First off, was the lady who 'redd' me to a guy who was SOOO totally NOT what I was looking for that the fact that it was even being suggested to ME-was shocking. I decided not to even respond. Then I realized the guilt of not responding to someone who took the time out to think of/read/send/suggest the guy would eat me alive. 'she obviously thought it was shayach' was my 'good' conscience thought and I got back to her. BIG MISTAKE: she psychoanaylyzed me and explained that even though she knew it was everything I wasn't looking for-she just wanted to know why I was saying no....

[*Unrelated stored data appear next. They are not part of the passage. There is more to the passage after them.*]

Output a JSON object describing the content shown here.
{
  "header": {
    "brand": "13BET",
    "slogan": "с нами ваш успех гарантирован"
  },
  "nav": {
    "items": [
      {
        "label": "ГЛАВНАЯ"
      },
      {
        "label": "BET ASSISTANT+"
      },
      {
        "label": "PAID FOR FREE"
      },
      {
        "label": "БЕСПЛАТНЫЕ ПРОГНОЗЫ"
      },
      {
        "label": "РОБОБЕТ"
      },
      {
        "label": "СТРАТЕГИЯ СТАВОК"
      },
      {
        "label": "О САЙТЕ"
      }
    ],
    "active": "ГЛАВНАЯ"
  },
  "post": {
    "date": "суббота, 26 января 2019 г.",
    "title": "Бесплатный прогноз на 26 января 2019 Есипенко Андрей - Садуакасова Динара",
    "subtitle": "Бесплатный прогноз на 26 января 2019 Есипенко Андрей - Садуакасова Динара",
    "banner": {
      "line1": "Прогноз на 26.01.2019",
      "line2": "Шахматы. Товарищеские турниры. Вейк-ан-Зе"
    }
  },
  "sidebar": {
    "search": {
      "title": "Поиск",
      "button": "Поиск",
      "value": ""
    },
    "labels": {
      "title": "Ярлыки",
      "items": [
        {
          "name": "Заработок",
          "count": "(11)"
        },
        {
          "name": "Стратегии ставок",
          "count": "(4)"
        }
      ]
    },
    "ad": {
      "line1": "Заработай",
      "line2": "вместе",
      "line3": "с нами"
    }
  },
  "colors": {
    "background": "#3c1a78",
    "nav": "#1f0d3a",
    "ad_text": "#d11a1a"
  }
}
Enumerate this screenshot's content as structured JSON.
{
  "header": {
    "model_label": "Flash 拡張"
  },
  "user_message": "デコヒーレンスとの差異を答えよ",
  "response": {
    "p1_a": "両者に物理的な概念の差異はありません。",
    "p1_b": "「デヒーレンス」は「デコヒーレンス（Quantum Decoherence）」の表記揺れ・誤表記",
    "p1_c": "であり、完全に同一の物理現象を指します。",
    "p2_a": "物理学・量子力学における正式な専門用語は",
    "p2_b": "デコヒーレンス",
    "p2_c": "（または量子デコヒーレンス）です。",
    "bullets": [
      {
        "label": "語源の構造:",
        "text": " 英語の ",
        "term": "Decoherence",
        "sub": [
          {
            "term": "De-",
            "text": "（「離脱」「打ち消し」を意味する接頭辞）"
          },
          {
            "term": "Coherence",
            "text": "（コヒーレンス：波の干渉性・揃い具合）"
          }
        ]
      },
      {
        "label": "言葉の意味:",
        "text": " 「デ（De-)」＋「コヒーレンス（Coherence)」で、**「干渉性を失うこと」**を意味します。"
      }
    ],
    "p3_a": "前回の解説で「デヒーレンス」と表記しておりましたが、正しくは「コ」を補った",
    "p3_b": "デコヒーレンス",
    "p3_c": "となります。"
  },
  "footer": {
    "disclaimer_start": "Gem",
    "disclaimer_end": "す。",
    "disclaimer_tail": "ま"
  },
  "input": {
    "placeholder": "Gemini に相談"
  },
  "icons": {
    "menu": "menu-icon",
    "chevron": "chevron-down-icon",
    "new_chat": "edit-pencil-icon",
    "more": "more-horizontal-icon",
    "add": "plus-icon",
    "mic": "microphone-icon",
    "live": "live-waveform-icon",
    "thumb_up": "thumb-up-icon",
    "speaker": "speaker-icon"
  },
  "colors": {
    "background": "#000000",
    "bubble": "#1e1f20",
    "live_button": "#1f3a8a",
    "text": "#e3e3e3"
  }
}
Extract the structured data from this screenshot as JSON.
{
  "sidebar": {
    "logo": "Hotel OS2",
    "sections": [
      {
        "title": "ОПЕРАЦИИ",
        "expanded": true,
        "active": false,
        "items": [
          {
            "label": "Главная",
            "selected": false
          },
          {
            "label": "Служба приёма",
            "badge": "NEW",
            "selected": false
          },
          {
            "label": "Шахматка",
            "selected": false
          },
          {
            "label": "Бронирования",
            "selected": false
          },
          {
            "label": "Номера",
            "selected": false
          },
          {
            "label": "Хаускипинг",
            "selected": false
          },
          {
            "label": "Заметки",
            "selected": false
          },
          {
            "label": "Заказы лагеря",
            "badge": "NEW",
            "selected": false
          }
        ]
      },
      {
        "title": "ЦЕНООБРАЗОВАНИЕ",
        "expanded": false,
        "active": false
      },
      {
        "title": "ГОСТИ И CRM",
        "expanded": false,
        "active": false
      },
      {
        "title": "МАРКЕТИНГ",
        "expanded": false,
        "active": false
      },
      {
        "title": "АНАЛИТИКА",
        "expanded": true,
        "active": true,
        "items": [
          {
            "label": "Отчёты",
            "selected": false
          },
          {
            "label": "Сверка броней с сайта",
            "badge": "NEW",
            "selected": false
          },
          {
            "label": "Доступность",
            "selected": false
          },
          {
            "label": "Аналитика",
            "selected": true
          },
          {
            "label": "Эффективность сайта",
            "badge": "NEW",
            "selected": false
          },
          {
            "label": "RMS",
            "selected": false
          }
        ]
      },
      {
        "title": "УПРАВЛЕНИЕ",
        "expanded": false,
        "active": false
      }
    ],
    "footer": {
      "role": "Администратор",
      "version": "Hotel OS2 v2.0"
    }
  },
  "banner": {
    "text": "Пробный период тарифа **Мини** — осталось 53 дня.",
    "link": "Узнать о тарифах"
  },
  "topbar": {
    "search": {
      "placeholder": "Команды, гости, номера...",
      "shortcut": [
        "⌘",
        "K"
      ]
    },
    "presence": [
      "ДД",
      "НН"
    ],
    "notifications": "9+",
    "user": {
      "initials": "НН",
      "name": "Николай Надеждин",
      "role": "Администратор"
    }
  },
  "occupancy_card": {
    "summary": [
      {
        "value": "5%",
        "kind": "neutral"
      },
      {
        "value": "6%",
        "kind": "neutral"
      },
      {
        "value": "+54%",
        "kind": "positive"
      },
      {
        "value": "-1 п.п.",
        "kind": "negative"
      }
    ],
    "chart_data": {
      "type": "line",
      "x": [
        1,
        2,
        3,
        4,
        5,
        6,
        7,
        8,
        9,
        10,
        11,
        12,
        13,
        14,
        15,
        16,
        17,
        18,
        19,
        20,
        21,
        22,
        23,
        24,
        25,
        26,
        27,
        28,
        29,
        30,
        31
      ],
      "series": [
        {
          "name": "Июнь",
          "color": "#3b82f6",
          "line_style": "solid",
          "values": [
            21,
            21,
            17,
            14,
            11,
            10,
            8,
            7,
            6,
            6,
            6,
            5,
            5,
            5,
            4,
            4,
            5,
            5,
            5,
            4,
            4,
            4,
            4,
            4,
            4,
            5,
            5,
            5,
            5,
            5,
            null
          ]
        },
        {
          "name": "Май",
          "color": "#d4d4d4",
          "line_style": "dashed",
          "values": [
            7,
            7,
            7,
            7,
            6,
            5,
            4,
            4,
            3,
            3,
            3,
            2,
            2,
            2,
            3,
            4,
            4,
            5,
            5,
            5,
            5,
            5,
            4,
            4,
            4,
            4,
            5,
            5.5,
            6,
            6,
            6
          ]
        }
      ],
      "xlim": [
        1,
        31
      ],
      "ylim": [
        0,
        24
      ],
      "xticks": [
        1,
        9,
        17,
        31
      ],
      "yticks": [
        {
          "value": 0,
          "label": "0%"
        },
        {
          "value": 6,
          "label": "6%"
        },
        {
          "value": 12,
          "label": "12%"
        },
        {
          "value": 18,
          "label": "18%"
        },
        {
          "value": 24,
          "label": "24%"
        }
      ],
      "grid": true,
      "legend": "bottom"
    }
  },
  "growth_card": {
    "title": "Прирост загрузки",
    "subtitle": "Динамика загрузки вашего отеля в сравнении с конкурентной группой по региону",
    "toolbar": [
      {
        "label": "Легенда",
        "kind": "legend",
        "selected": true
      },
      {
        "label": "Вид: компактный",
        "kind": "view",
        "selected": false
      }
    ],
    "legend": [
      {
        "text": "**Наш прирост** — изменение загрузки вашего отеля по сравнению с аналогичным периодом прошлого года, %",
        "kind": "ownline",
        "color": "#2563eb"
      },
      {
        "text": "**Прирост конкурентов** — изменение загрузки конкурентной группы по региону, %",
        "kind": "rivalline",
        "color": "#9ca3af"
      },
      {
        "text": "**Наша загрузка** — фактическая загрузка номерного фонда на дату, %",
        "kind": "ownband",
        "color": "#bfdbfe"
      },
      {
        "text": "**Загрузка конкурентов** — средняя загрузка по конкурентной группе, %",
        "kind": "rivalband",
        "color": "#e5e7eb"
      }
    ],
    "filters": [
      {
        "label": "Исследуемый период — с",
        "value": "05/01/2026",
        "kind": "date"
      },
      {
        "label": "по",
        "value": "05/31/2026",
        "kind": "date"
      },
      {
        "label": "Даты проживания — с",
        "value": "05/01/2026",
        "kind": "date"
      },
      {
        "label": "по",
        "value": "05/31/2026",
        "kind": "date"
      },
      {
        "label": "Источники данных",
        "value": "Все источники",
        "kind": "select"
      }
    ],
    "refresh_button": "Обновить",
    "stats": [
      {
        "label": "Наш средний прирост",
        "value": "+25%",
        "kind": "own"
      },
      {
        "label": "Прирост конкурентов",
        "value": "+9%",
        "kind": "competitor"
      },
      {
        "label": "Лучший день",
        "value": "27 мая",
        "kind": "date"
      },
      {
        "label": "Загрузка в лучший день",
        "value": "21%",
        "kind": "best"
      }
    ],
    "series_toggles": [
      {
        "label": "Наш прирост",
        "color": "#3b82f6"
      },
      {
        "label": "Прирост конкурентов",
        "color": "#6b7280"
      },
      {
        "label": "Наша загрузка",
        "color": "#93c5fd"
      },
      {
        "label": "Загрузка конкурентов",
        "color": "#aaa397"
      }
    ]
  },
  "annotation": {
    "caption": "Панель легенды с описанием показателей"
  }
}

Then came the other woman who suggested me to this guy. She sent me his info. It sounded decent-and not really like the kind of guy I was looking for-but someone I would still do some research on and perhaps even go out with, despite the other things. I didn't hear back from her for 2 weeks. Then she explained the guy asked for a photo because he wasn't really that interested in dating me and didn't feel I was the type of girl he was looking for either, but if he was going to date an 'out-of-town' girl and even think about traveling to do so, he would need a photo. I sent it...guess what? I never heard back.
Third was another lady who suggested a guy. Let's name him Charlie. Charlie was suggested to me numerous times over the years but never agreed to go out with me. I know nothing about Charlie other than his name and his status as single, since I only received called asking me if 'Charlie' was ever redd/we ever dated and then was asked to forward my info. Anyway lady #3 suggested Charlie and asked for my photo. I refused to send it, explaining that he probably has a alteast 5 photos/profiles/resumes of me over the years and being that I don't change that often and pretty much look the same, it wouldn't make a difference. Women #3 pleaded with me, got other communal people to plead with me and I sent my photo. Just yesterday woman #3 got back to me (after 5 weeks of my sent photo) and informed me that the guy said no. ('surprise, surprise'). I'm just wondering where he keeps his photo album....
Wait-it gets better, but that will be post #2 as a followup.